The result of this case, if not its explicit reasoning, suggests that it continues the Saiga No. 2 line of cases essentially interpreting art. 388 as providing jurisdiction for disputes concerning matters related to the convention (with claims founded in the convention or in customary law of the sea), and not just disputes concerning the interpretation and application of the convention, as the text would suggest.

Marcelo Kohen says

December 18, 2012

Dear Michael,
I find your comment very unbalanced. As a matter of course, having being counsel in this case, I will abstain from any comment of the order. What I can tell you is that, if NML tries to invoke a purported violation by Ghana of the Ghana/UK BIT because of Ghana having complied with ITLOS order, I am perfectly ready to work for Ghana and I will expect the same result we obtained in ITLOS last Saturday!

Interested observer says

December 18, 2012

Dear Prof Kohen
I am intrigued to know how you find the comment unbalanced. It seems a fairly straightforward report on the decision, and raises some other interesting points besides.
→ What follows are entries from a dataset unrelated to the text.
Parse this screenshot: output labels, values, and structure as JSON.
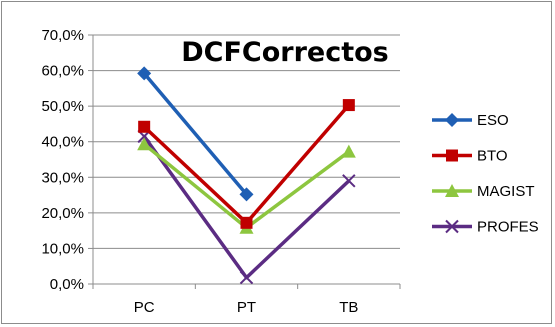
{
  "chart_data": {
    "type": "line",
    "title": "DCFCorrectos",
    "xlabel": "",
    "ylabel": "",
    "categories": [
      "PC",
      "PT",
      "TB"
    ],
    "ylim": [
      0,
      70
    ],
    "yticks": [
      0,
      10,
      20,
      30,
      40,
      50,
      60,
      70
    ],
    "ytick_labels": [
      "0,0%",
      "10,0%",
      "20,0%",
      "30,0%",
      "40,0%",
      "50,0%",
      "60,0%",
      "70,0%"
    ],
    "grid": true,
    "legend_position": "right",
    "series": [
      {
        "name": "ESO",
        "values": [
          59.2,
          25.2,
          null
        ],
        "color": "#1f5fb4",
        "marker": "diamond"
      },
      {
        "name": "BTO",
        "values": [
          44.2,
          17.2,
          50.3
        ],
        "color": "#c00000",
        "marker": "square"
      },
      {
        "name": "MAGIST",
        "values": [
          39.3,
          15.8,
          37.2
        ],
        "color": "#8dc63f",
        "marker": "triangle"
      },
      {
        "name": "PROFES",
        "values": [
          41.5,
          1.8,
          29.0
        ],
        "color": "#5b2c83",
        "marker": "x"
      }
    ]
  }
}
All in all, this has been a fascinating case to observe.
Ps Apologies for the anonymity.

Phu Nguyen says

December 19, 2012

Thank you, Michael, for such an interesting post.

I believe that except Argentine, ITLOS judges and Ghana are not experienced in multi-level and multi-forum litigations and may not imagine that such Order will send Ghana facing an BIT claim from a different legal instrument in a completely-different arena.

I hope you will write more on this as well as the Order's possible impact on the terms of future sovereign bonds.